Uma perícia nos recibos entregues à Justiça pelos advogados do ex-presidente Luiz Inácio Lula da Silva (PT) pode indicar se os documentos foram produzidos na mesma época, disse ao UOL nesta quinta-feira (28) o presidente da APCF (Associação Nacional dos Peritos Criminais Federais), Marcos Camargo.

Segundo notícia publicada pelo jornal “O Globo”, o empresário Glaucos da Costa Marques, dono de um apartamento alugado pela família de Lula em São Bernardo do Campo (SP), afirmou ter assinado todos os recibos de aluguel de 2015 em um único dia. O imóvel fica no mesmo andar do apartamento em que Lula vive.

No contrato de aluguel apresentado pela defesa de Lula, a locatária do imóvel é a ex-primeira-dama Marisa Letícia, falecida em fevereiro. Segundo denúncia da força-tarefa da Operação Lava Jato no MPF-PR (Ministério Público Federal no Paraná), o apartamento foi comprado com dinheiro da Odebrecht por Costamarques, que seria um laranja, como propina a Lula, e não há comprovação do pagamento do aluguel.
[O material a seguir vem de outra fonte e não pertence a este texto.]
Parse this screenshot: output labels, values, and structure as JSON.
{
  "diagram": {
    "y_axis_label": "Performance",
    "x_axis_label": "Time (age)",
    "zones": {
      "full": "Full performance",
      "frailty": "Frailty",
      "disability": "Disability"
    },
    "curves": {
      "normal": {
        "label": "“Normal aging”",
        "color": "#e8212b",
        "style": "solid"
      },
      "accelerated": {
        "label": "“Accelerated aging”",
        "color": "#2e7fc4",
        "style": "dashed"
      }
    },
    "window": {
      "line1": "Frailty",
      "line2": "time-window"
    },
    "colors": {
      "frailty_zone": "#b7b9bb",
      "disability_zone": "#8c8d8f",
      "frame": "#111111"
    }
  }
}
A vantagem indevida seria uma contrapartida a suposta atuação de Lula para beneficiar a Odebrecht em oito contratos com a Petrobras.

“Em um documento como esse, você pode fazer uma avaliação da impressão, de suas características e marcas, para tentar avaliar, por exemplo, uma reprodução similar dos recibos; se saíram da mesma fonte, mesma tinta, mesmo padrão”, explicou Camargo. “Isso pode levar a uma avaliação de que [a impressão] foi sequencial ou não, se foram produzidos na mesma época.”
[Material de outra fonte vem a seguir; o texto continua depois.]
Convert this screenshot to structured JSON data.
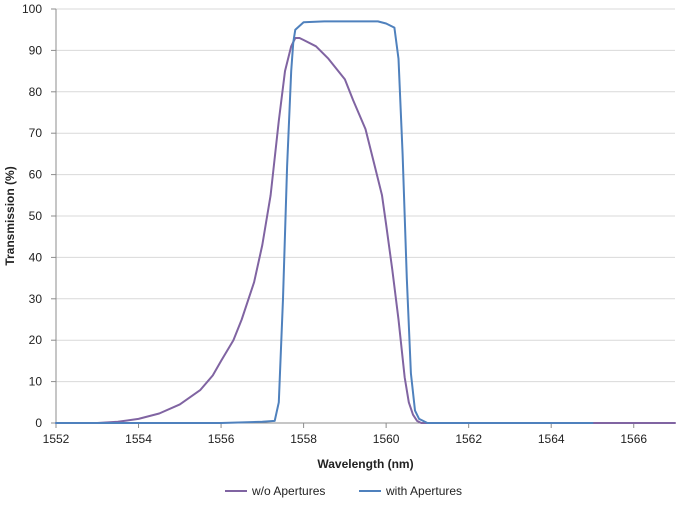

Segundo o presidente da APCF, o envelhecimento do papel é outra característica que pode indicar a época de um documento, assim como a tinta usada. Neste último caso, é necessário fazer uma análise química da composição da tinta, o que pode mostrar também sua degradação.
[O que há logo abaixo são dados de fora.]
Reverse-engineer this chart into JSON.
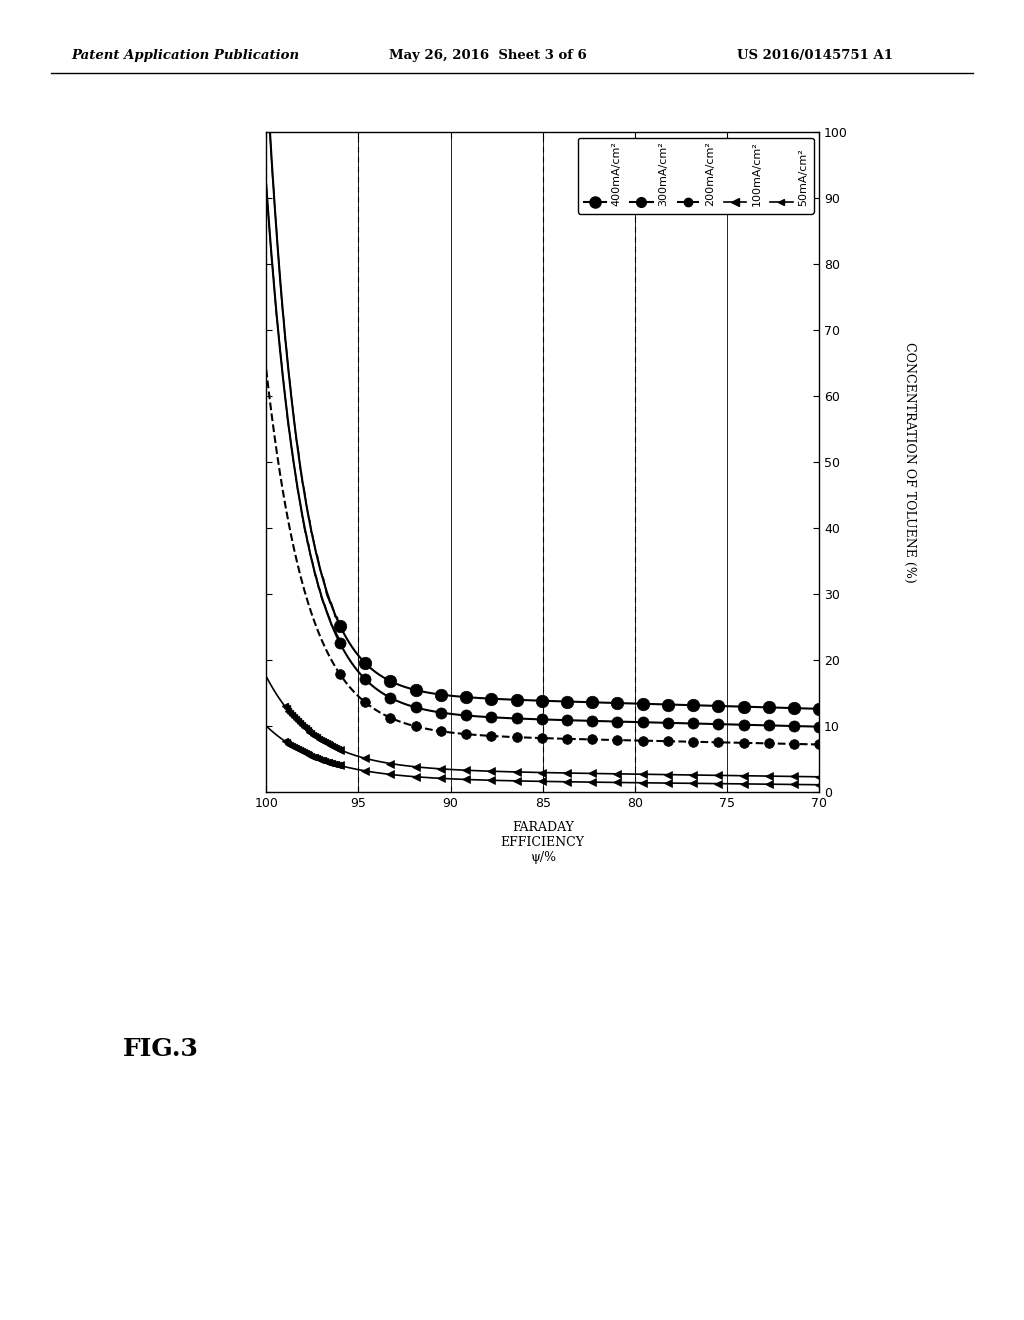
{
  "xlabel": "FARADAY\nEFFICIENCY\nψ/%",
  "ylabel": "CONCENTRATION OF TOLUENE (%)",
  "xlim_left": 100,
  "xlim_right": 70,
  "ylim_bottom": 0,
  "ylim_top": 100,
  "xticks": [
    100,
    95,
    90,
    85,
    80,
    75,
    70
  ],
  "yticks": [
    0,
    10,
    20,
    30,
    40,
    50,
    60,
    70,
    80,
    90,
    100
  ],
  "vlines_dashed": [
    95,
    85,
    80
  ],
  "vlines_solid": [
    100,
    95,
    90,
    85,
    80,
    75,
    70
  ],
  "header_left": "Patent Application Publication",
  "header_mid": "May 26, 2016  Sheet 3 of 6",
  "header_right": "US 2016/0145751 A1",
  "fig_label": "FIG.3",
  "series": [
    {
      "label": "400mA/cm²",
      "current": 400,
      "linestyle": "solid",
      "marker": "o",
      "markersize": 9,
      "linewidth": 1.5,
      "color": "black",
      "zorder": 10,
      "params": {
        "a": 95,
        "b": 0.55,
        "c": 15,
        "d": 0.08
      }
    },
    {
      "label": "300mA/cm²",
      "current": 300,
      "linestyle": "solid",
      "marker": "o",
      "markersize": 8,
      "linewidth": 1.5,
      "color": "black",
      "zorder": 9,
      "params": {
        "a": 80,
        "b": 0.5,
        "c": 12,
        "d": 0.07
      }
    },
    {
      "label": "200mA/cm²",
      "current": 200,
      "linestyle": "dashed",
      "marker": "o",
      "markersize": 7,
      "linewidth": 1.5,
      "color": "black",
      "zorder": 8,
      "params": {
        "a": 55,
        "b": 0.45,
        "c": 9,
        "d": 0.06
      }
    },
    {
      "label": "100mA/cm²",
      "current": 100,
      "linestyle": "solid",
      "marker": "v",
      "markersize": 6,
      "linewidth": 1.2,
      "color": "black",
      "zorder": 7,
      "params": {
        "a": 14,
        "b": 0.38,
        "c": 3.5,
        "d": 0.04
      }
    },
    {
      "label": "50mA/cm²",
      "current": 50,
      "linestyle": "solid",
      "marker": "v",
      "markersize": 6,
      "linewidth": 1.2,
      "color": "black",
      "zorder": 6,
      "params": {
        "a": 8,
        "b": 0.33,
        "c": 2.0,
        "d": 0.03
      }
    }
  ]
}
Outro procedimento de perícia é o confronto de assinaturas, para verificar se as que estão presentes nos recibos foram feitas pelas pessoas indicadas nos documentos.

Segundo Camargo, praticamente todas as unidades da Polícia Federal têm capacidade de fazer boa parte da perícia necessária, mas uma análise química mais aprofundada provavelmente só poderia ser feita no INC (Instituto Nacional de Criminalística), em Brasília.

O prazo padrão para uma perícia na Polícia Federal é de 30 dias, disse o presidente da APCF, mas o tempo exato vai depender da quantidade e das condições do material, assim como das análises necessárias. “Só o perito que receber o material vai poder dizer o prazo”, afirma Camargo.

Segundo “O Globo”, Costamarques disse ter recebido e assinado os recibos por meio do contador de Lula, João Muniz Leite, a pedido de Roberto Teixeira –advogado e amigo do ex-presidente–, quando estava internado no Hospital Sírio-Libanês, na capital paulista, em novembro de 2015.

Os comprovantes apresentados pela defesa de Lula referem-se ao período de agosto de 2011 a novembro de 2015. De acordo com o jornal, a defesa de Costamarques avalia ajuizar uma petição na 13ª Vara da Justiça Federal de Curitiba, revelando a forma como os comprovantes foram assinados e ainda solicitando imagens do circuito interno do hospital para comprovar as visitas feitas a Costamarques por Leite e Teixeira –o empresário ficou hospitalizado entre 22 e 28 de novembro de 2015.

Se comprovada fraude, o ato pode ser classificado como tentativa de obstrução da Justiça por parte de Lula e seus advogados.

O uso do imóvel pelo petista e sua família é investigado pela Lava Jato na mesma ação em que o ex-presidente é réu sob suspeita de receber propina da Odebrecht por meio de um terreno onde seria construída a sede do Instituto Lula. Costamarques também é réu no processo.

Costamarques é primo do pecuarista José Carlos Bumlai, amigo de Lula, e disse à Justiça que comprou o imóvel justamente a pedido de Bumlai. Segundo Costamarques, o pecuarista disse que não queria que “alguém estranho” ocupasse o apartamento.

O imóvel já era usado por Lula durante seus mandatos como presidente (2003-2010) e era alugado pelo governo sob a justificativa de que era necessário para garantir a segurança do petista. O imóvel foi colocado à venda em meados de 2010, depois do falecimento do antigo dono.

Em depoimento a Moro, Costamarques confirmou ter firmado o contrato de aluguel em 2011 com Marisa Letícia, mas disse que só passou a receber o pagamento em novembro de 2015, após a prisão de Bumlai, tendo recebido “calote” durante quase cinco anos. Apesar disso, afirmou ter declarado à Receita Federal todos os valores.

Entre os recibos entregues pela defesa de Lula a Moro, dois têm datas que não existem: 31 de junho e 31 de novembro.